Augenzeuge einer "Schande für das Land": Peter Zawrel.

 

Foto: STANDARD/Newald

Wir schreiben den 8. Mai 2012, und zum dritten Mal in meinem Leben schäme ich mich, Österreicher zu sein. Während anderswo Staatsakte zum Gedenken an den Sieg über das Nazi-Regime abgehalten werden, findet am Wiener Heldenplatz unter Polizeischutz ein "Totengedenken des Rings Volktreuer Verbände" statt; mit anderen Worten: eine Veranstaltung von Ewiggestrigen, die sich nicht über den Untergang des "Dritten Reiches" freuen, sondern dessen Niederlage betrauern, indem sie nicht seiner Opfer, sondern "seiner Toten" gedenken. Mit gutem Grund hält sich sogar H.-C. Strache mittlerweile von dieser gespenstischen Veranstaltung fern.
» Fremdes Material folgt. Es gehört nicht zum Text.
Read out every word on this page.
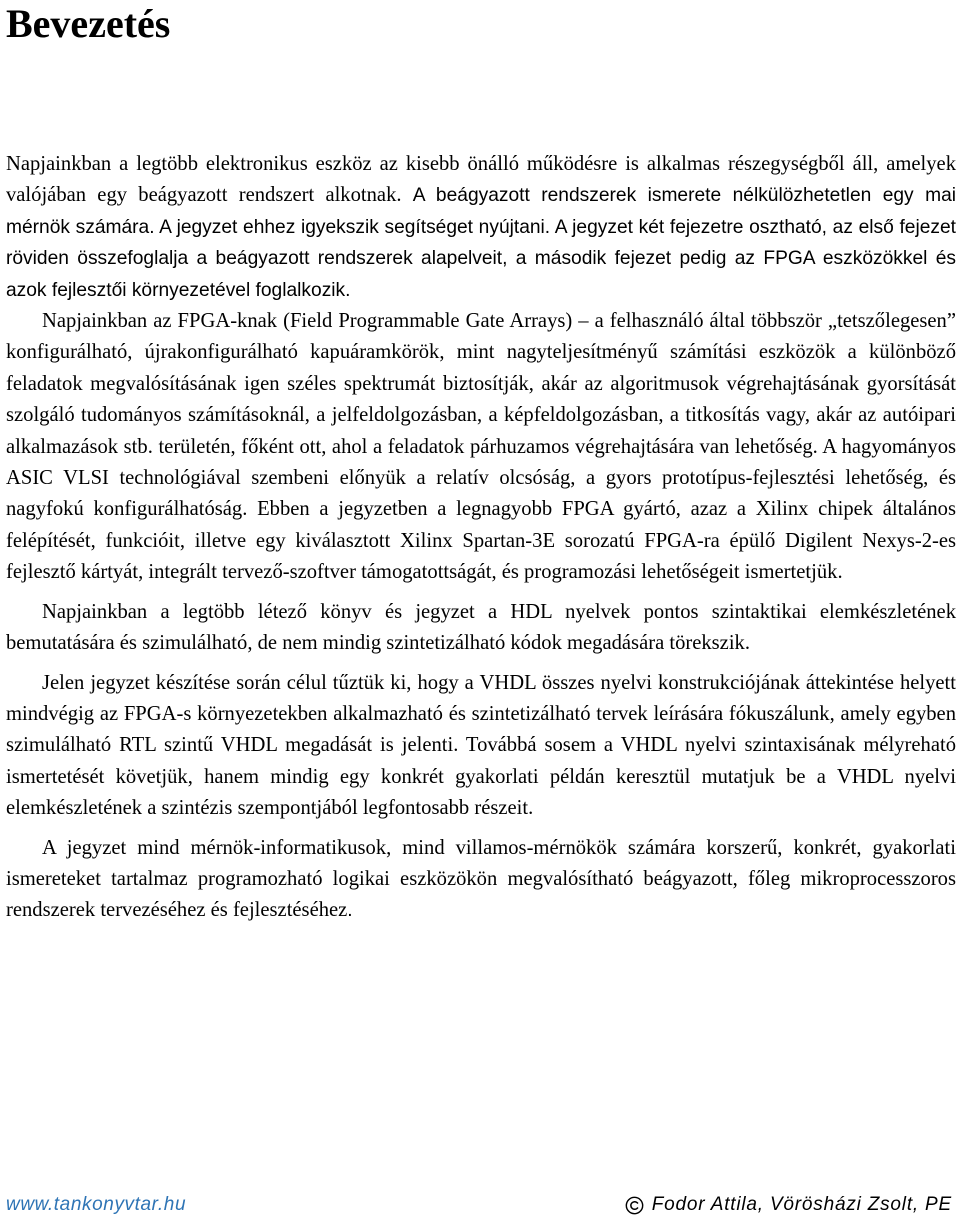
Bevezetés

Napjainkban a legtöbb elektronikus eszköz az kisebb önálló működésre is alkalmas részegységből áll, amelyek valójában egy beágyazott rendszert alkotnak. A beágyazott rendszerek ismerete nélkülözhetetlen egy mai mérnök számára. A jegyzet ehhez igyekszik segítséget nyújtani. A jegyzet két fejezetre osztható, az első fejezet röviden összefoglalja a beágyazott rendszerek alapelveit, a második fejezet pedig az FPGA eszközökkel és azok fejlesztői környezetével foglalkozik.

Napjainkban az FPGA-knak (Field Programmable Gate Arrays) – a felhasználó által többször „tetszőlegesen” konfigurálható, újrakonfigurálható kapuáramkörök, mint nagyteljesítményű számítási eszközök a különböző feladatok megvalósításának igen széles spektrumát biztosítják, akár az algoritmusok végrehajtásának gyorsítását szolgáló tudományos számításoknál, a jelfeldolgozásban, a képfeldolgozásban, a titkosítás vagy, akár az autóipari alkalmazások stb. területén, főként ott, ahol a feladatok párhuzamos végrehajtására van lehetőség. A hagyományos ASIC VLSI technológiával szembeni előnyük a relatív olcsóság, a gyors prototípus-fejlesztési lehetőség, és nagyfokú konfigurálhatóság. Ebben a jegyzetben a legnagyobb FPGA gyártó, azaz a Xilinx chipek általános felépítését, funkcióit, illetve egy kiválasztott Xilinx Spartan-3E sorozatú FPGA-ra épülő Digilent Nexys-2-es fejlesztő kártyát, integrált tervező-szoftver támogatottságát, és programozási lehetőségeit ismertetjük.

Napjainkban a legtöbb létező könyv és jegyzet a HDL nyelvek pontos szintaktikai elemkészletének bemutatására és szimulálható, de nem mindig szintetizálható kódok megadására törekszik.

Jelen jegyzet készítése során célul tűztük ki, hogy a VHDL összes nyelvi konstrukciójának áttekintése helyett mindvégig az FPGA-s környezetekben alkalmazható és szintetizálható tervek leírására fókuszálunk, amely egyben szimulálható RTL szintű VHDL megadását is jelenti. Továbbá sosem a VHDL nyelvi szintaxisának mélyreható ismertetését követjük, hanem mindig egy konkrét gyakorlati példán keresztül mutatjuk be a VHDL nyelvi elemkészletének a szintézis szempontjából legfontosabb részeit.

A jegyzet mind mérnök-informatikusok, mind villamos-mérnökök számára korszerű, konkrét, gyakorlati ismereteket tartalmaz programozható logikai eszközökön megvalósítható beágyazott, főleg mikroprocesszoros rendszerek tervezéséhez és fejlesztéséhez.

www.tankonyvtar.hu	Fodor Attila, Vörösházi Zsolt, PE
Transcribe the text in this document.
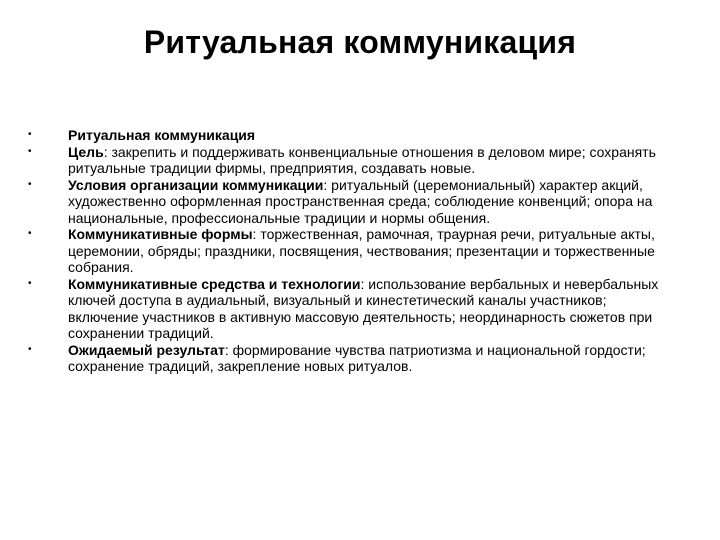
Ритуальная коммуникация
•	Ритуальная коммуникация
•	Цель: закрепить и поддерживать конвенциальные отношения в деловом мире; сохранять ритуальные традиции фирмы, предприятия, создавать новые.
•	Условия организации коммуникации: ритуальный (церемониальный) характер акций, художественно оформленная пространственная среда; соблюдение конвенций; опора на национальные, профессиональные традиции и нормы общения.
•	Коммуникативные формы: торжественная, рамочная, траурная речи, ритуальные акты, церемонии, обряды; праздники, посвящения, чествования; презентации и торжественные собрания.
•	Коммуникативные средства и технологии: использование вербальных и невербальных ключей доступа в аудиальный, визуальный и кинестетический каналы участников; включение участников в активную массовую деятельность; неординарность сюжетов при сохранении традиций.
•	Ожидаемый результат: формирование чувства патриотизма и национальной гордости; сохранение традиций, закрепление новых ритуалов.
Während die Herren Sarkozy und Hollande am 8. Mai öffentlich gemeinsam auftreten, findet in Wien - erstmals! - eine vergleichsweise intime Veranstaltung im Bundeskanzleramt statt. Der Bundespräsident war auch dabei. Aber das Geschehen vor seinen Fenstern am Heldenplatz hat er zugelassen? Die einzige öffentliche Veranstaltung an diesem bedeutungsgeladenen Ort war kein Staatsakt, sondern eine " Gegenveranstaltung", bei der Vertreter der SPÖ, der Wiener Grünen, der Israelitischen Kultusgemeinde und des Personenkomitees "Gerechtigkeit für die Opfer der NS-Militärjustiz" auftraten. Was aber heißt " Gegenveranstaltung"? Schreiben wir wirklich das Jahr 2012?

An diesem Tag wurde sogar, was äußerst selten geschieht, das große Burgtor gesperrt und das Areal hermetisch abgeriegelt. Das Platzverbot wurde vom Wiener Polizeipräsidenten damit begründet, dass "aufgrund zu befürchtender gewalttätiger Ausschreitungen anlässlich des Umzugs zum ' Totengedenken des Rings Volktreuer Verbände' (...) anzunehmen (ist), dass eine allgemeine Gefahr für Leben (!) oder Gesundheit mehrerer Menschen und für Eigentum im großen (!) Ausmaß (...) entstehen wird".

Wie gut, dass die Polizei uns vor diesen Umtrieblern schützt, könnte man sich da zunächst denken. Aber das dicke Ende kommt im Paragrafen 3 der Verordnung, denn dort wird klar, dass es just umgekehrt ist: Die " Totengedenkler" dürfen rein in den Sperrbezirk und alle anderen nicht. Die Polizei ist demzufolge also nicht dazu da, die Mehrheit vor einer Belästigung durch die Umtriebe dieses Häufleins Verirrter - Sieger sehen wahrhaft anders aus! - zu schützen, sondern dazu, die "Volktreuen" vor jenen zu schützen, die an diesem 8. Mai wieder einmal das internationale Ansehen Österreichs durch ihr Auftreten gerettet haben, darunter viele Jugendliche, die den großteils nicht viel älteren Polizisten in ihren Star-Wars-Anzügen überwiegend mit entwaffnender Gelassenheit und ebensolchem Humor begegnet sind.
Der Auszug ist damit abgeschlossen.